None of that has put off the Chinese, though. In January, they bought the rights to a vast exploration zone that surrounds a rural village, making the baked wilderness here the latest frontier for their thirsty oil industry and increasingly global ambitions.
In large oil-exporting countries like Angola and Nigeria, China is building or fixing railroads, and landing giant exploration contracts in Congo and Guinea. In mineral-rich countries that had been all but abandoned by foreign investors because of unrest and corruption, Chinese companies are reviving output of cobalt and bauxite.China has even become the new mover and shaker in agricultural countries like Ivory Coast, once the crown jewel in France's postcolonial African empire, where Chinese companies are building a new capital, in Yamoussoukro, paid for by Chinese loans.
Surging Chinese interest in this continent has helped bring about what many Africans believe is the most important moment since the end of the cold war, when democracy was spreading in Africa and Western nations spoke of a "peace dividend" that might ease African poverty.
That blush of interest in Africa quickly faded, though, as did several of the new democracies, and Africans and Westerners have regarded each other warily ever since. Westerners complain about chronic corruption and ineffective government, while Africans lament broken promises on aid and a hostile international economic system.
The Chinese have stepped into this picture, coming to struggling countries like Chad with deep pockets, fewer demands on how African governments should behave and an avowed faith in everyone's ability to prosper.
With intensive efforts across the continent, China's trade with Africa topped $55 billion in 2006, up from less than $10 million in the 1980s. To achieve this growth, it has bypassed multinational institutions like the World Bank and the International Monetary Fund and flouted many of their lending criteria, including minimum standards of transparency, open bidding for contracts, environmental impact studies and assessments of overall debt and fiscal policies.
There are few better places than Chad to watch for signs of how China's African gambit will pay off. Chad ranks just four places from the bottom on the United Nations scale of human development, yet it is emerging as a critical piece in China's economic push in a broad swath of sub-Saharan Africa, beginning with Sudan and extending in virtually every direction.Despite advanced prospecting by French and other Western firms dating back to the 1970s, Chad's oil had never been tapped. The nation was simply too unstable and the price of oil too low to justify investing much here.

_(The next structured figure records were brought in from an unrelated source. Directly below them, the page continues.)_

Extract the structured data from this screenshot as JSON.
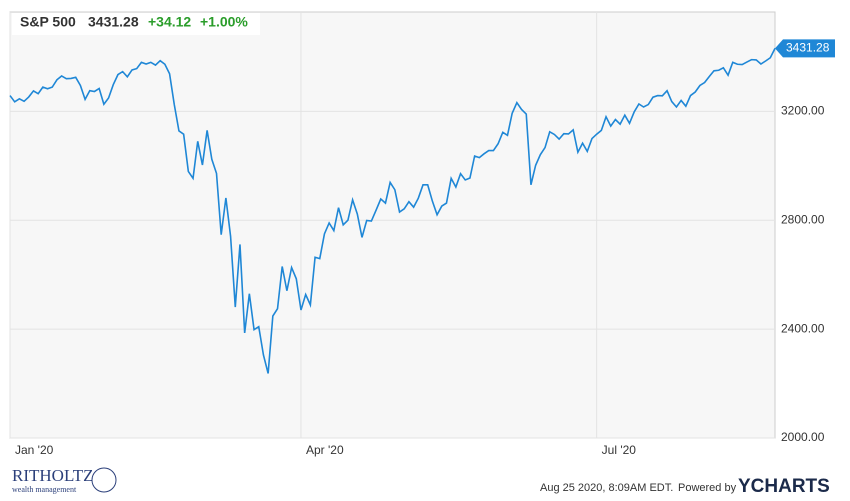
{
  "chart_data": {
    "type": "line",
    "title": "S&P 500",
    "price_change": "+34.12",
    "percent_change": "+1.00%",
    "series": [
      {
        "name": "S&P 500",
        "color": "#1f87d6",
        "values": [
          3258,
          3235,
          3246,
          3237,
          3253,
          3275,
          3265,
          3289,
          3283,
          3289,
          3316,
          3330,
          3320,
          3321,
          3325,
          3295,
          3244,
          3276,
          3273,
          3284,
          3226,
          3249,
          3298,
          3335,
          3346,
          3327,
          3352,
          3357,
          3380,
          3374,
          3380,
          3370,
          3386,
          3373,
          3338,
          3225,
          3128,
          3116,
          2979,
          2954,
          3090,
          3003,
          3130,
          3024,
          2972,
          2747,
          2882,
          2741,
          2481,
          2711,
          2386,
          2530,
          2398,
          2409,
          2305,
          2237,
          2448,
          2475,
          2630,
          2541,
          2626,
          2585,
          2470,
          2527,
          2489,
          2664,
          2659,
          2750,
          2790,
          2762,
          2846,
          2783,
          2800,
          2875,
          2823,
          2737,
          2799,
          2797,
          2837,
          2878,
          2863,
          2939,
          2912,
          2830,
          2842,
          2868,
          2848,
          2881,
          2930,
          2930,
          2870,
          2820,
          2852,
          2863,
          2954,
          2922,
          2971,
          2948,
          2955,
          3036,
          3030,
          3044,
          3056,
          3056,
          3081,
          3123,
          3112,
          3193,
          3232,
          3207,
          3190,
          2930,
          3002,
          3041,
          3067,
          3125,
          3115,
          3098,
          3118,
          3117,
          3132,
          3050,
          3083,
          3053,
          3100,
          3116,
          3130,
          3180,
          3146,
          3170,
          3153,
          3186,
          3156,
          3198,
          3227,
          3216,
          3225,
          3252,
          3258,
          3257,
          3276,
          3236,
          3216,
          3240,
          3219,
          3258,
          3271,
          3295,
          3306,
          3328,
          3349,
          3351,
          3360,
          3333,
          3380,
          3373,
          3372,
          3381,
          3390,
          3389,
          3374,
          3385,
          3397,
          3431.28
        ]
      }
    ],
    "xlim": [
      0,
      163
    ],
    "xticks": [
      {
        "value": 0,
        "label": "Jan '20"
      },
      {
        "value": 62,
        "label": "Apr '20"
      },
      {
        "value": 125,
        "label": "Jul '20"
      }
    ],
    "ylim": [
      2000,
      3565
    ],
    "yticks": [
      {
        "value": 2000,
        "label": "2000.00"
      },
      {
        "value": 2400,
        "label": "2400.00"
      },
      {
        "value": 2800,
        "label": "2800.00"
      },
      {
        "value": 3200,
        "label": "3200.00"
      }
    ],
    "grid": true,
    "timestamp": "Aug 25 2020, 8:09AM EDT.",
    "powered_by": "Powered by",
    "brand": "YCHARTS",
    "logo": {
      "name": "RITHOLTZ",
      "tagline": "wealth management"
    }
  }
}
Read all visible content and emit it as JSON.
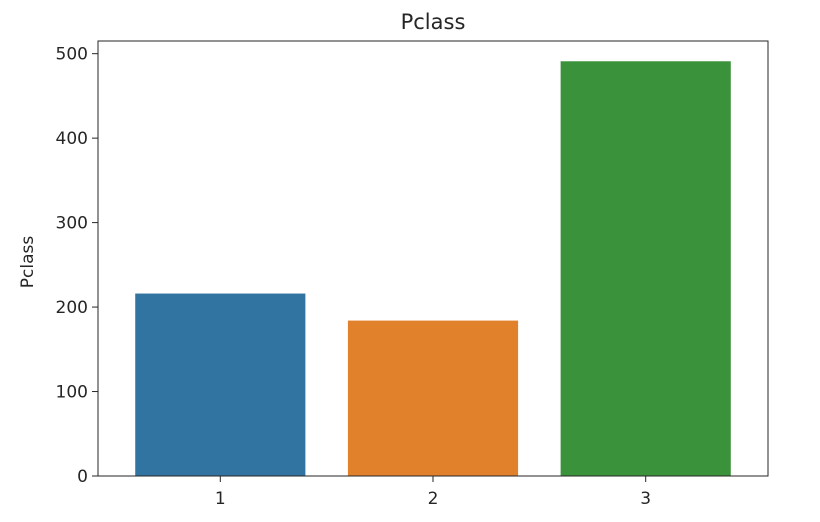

The oil that had been found was of low quality, and there was no practical way to get it out.
That changed in 2000, when the World Bank agreed to help finance a $4.2 billion, 665-mile pipeline connecting Chad to Cameroon on the condition that oil revenues be used to fight poverty.
Chad's revenues quickly outstripped expectations, but have not gone into quelling its immense poverty. Mismanagement and fraud have beset the World Bank plan from the start.
Then, in 2006, Chad ended a relationship with Taiwan and recognised mainland China, and the floodgates opened. China bought the rights to several oil exploration zones in the country from a Canadian company and has gone from bit player to center stage in Chad's affairs, confident that it can wring smart profits from the most inhospitable conditions.Indeed, the Chinese dream in this region consists of making finds here and there, using the World Bank financed pipeline to transport the oil and eventually building new pipelines to connect with a Chinese-built grid in Sudan.This vision requires not only finding more oil, but establishing peace between Chad and Sudan.
Darfur, the chaotic western Sudanese region where at least 200,000 people have died and 2.5 million been displaced in a government-backed counterinsurgency campaign, lies next to China's exploration zones. Human rights groups maintain that Chinese weapons have played a major role in the carnage in Darfur.Beijing's recent diplomatic activity in the region may be explained by these Chinese oil interests as much as by American pressure on China to help stop the killing in Darfur.Chinese officials almost invariably describe their relationship with African countries as a win-win - based on mutual respect, aimed at joint prosperity and free of the overtones of exploitation and paternalism that critics worldwide say have governed much of the West's postcolonial relationship with Africa.